Por outro lado, do ponto de vista sociopolítico, é possível perceber que, a partir do século III, houve uma tendência progressiva de incorporação dos grupos “bárbaros” às forças do Império Romano, na condição de tropas auxiliares e mesmo de foederati.  Durante o século IV, os líderes desses destacamentos militares passaram a alçar cargos de prestígio na estrutura militar romana, exercendo cada vez mais poder na cena política, num movimento que, em última instância, resultou na consolidação das lideranças “bárbaras” em territórios antes pertencente ao Império, a exemplo do monarca franco Clóvis (Geary, 1999, p. 115). Importa mencionar que a relação entre o poder imperial, a aristocracia romana e as lideranças “bárbaras” não se restringiu ao conflito permanente ou a uma dualidade intransponível, mas comportou também uma constante negociação entre os agentes históricos.

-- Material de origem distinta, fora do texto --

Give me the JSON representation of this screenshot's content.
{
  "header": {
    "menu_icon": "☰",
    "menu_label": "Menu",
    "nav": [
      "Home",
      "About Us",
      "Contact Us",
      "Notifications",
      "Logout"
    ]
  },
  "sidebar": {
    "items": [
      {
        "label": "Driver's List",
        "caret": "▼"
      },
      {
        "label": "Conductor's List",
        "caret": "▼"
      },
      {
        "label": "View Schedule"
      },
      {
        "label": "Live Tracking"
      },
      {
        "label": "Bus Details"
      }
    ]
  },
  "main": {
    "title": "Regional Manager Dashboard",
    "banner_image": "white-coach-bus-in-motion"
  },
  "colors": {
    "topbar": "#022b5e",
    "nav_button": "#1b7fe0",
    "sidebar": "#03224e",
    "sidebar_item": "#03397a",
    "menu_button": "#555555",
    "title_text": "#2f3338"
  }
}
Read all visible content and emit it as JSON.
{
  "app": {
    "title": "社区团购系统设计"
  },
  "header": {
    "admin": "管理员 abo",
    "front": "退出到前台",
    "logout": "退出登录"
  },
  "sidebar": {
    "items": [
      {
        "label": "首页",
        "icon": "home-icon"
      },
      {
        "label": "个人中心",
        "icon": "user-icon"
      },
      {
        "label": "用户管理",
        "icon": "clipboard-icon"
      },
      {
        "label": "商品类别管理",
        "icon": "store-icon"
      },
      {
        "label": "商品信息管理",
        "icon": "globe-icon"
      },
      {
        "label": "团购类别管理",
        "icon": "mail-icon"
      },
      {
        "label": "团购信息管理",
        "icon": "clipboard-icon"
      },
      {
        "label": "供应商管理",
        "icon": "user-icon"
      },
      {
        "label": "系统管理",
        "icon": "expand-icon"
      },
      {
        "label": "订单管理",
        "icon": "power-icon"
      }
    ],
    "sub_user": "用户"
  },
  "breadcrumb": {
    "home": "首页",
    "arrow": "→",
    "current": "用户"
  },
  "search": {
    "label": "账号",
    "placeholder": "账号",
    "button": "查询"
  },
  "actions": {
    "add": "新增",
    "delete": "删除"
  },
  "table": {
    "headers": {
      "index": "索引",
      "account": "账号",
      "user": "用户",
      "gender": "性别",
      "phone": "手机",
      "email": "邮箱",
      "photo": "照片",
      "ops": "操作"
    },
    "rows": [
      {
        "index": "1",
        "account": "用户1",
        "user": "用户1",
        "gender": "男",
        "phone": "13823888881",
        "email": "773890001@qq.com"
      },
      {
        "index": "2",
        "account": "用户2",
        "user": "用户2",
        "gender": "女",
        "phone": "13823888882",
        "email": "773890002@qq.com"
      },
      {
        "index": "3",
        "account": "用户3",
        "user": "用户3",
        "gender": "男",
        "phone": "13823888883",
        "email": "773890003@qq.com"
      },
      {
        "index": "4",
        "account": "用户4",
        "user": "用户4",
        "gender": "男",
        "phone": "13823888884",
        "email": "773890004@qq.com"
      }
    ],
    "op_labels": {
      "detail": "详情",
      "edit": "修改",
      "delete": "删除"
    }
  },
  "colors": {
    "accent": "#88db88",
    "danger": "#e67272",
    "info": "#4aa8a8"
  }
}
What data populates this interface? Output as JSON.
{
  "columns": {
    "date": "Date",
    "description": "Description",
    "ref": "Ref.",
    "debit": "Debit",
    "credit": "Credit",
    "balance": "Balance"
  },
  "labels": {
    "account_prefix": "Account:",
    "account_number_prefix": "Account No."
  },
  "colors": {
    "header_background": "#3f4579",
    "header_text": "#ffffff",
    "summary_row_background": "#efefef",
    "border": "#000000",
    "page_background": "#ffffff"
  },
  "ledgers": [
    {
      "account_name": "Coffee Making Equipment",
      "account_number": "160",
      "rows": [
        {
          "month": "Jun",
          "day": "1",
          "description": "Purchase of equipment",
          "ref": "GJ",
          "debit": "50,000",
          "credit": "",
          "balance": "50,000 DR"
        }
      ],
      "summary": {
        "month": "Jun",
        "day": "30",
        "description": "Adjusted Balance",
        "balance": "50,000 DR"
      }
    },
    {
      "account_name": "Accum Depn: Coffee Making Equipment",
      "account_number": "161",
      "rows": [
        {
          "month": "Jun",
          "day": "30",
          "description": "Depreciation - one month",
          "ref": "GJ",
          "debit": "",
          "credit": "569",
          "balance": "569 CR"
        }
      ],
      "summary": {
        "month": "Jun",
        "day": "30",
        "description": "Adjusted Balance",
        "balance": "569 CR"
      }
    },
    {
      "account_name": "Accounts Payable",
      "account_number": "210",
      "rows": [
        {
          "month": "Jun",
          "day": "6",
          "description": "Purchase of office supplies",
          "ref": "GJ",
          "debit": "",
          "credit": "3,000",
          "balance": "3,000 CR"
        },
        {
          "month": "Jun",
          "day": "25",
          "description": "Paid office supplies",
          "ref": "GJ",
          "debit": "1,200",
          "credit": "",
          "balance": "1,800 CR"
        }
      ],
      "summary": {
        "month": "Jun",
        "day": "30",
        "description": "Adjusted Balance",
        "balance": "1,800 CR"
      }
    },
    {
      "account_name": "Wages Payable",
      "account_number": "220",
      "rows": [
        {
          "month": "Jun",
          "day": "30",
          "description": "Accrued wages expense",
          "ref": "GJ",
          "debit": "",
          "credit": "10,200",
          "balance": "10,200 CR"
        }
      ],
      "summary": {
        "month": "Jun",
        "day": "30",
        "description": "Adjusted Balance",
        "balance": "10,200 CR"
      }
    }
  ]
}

A partir do século V, a formação dos reinos germânicos no antigo território do Império Romano do Ocidente não representou uma ruptura completa com os valores e as instituições romanas. Nesse sentido, cabe ressaltar a ação das realezas recém-fundadas na elaboração de códigos amparados no Direito Romano, porém, adaptados à sua própria realidade, a exemplo da Lei Sálica, no período merovíngio (Silva; Mazetto, 2006, p. 108-109). Dentre outras expressões de continuidade entre o antigo Império Romano e os reinos germânicos, pode-se destacar a adoção do cristianismo niceno, como vemos ocorrer no reino visigodo, no século VI, tornando-se os monarcas, assim como os bispos, os principais artífices da consolidação do cristianismo niceno na sociedade medieval, em formação (Frighetto, 2010, p. 116).

Com base em estudos de caso que busquem reavaliar a participação dos “bárbaros” nos eventos históricos característicos do período tardo-antigo, apresentamos à comunidade acadêmica a presente chamada, a fim de que os interessados possam submeter à revista suas contribuições.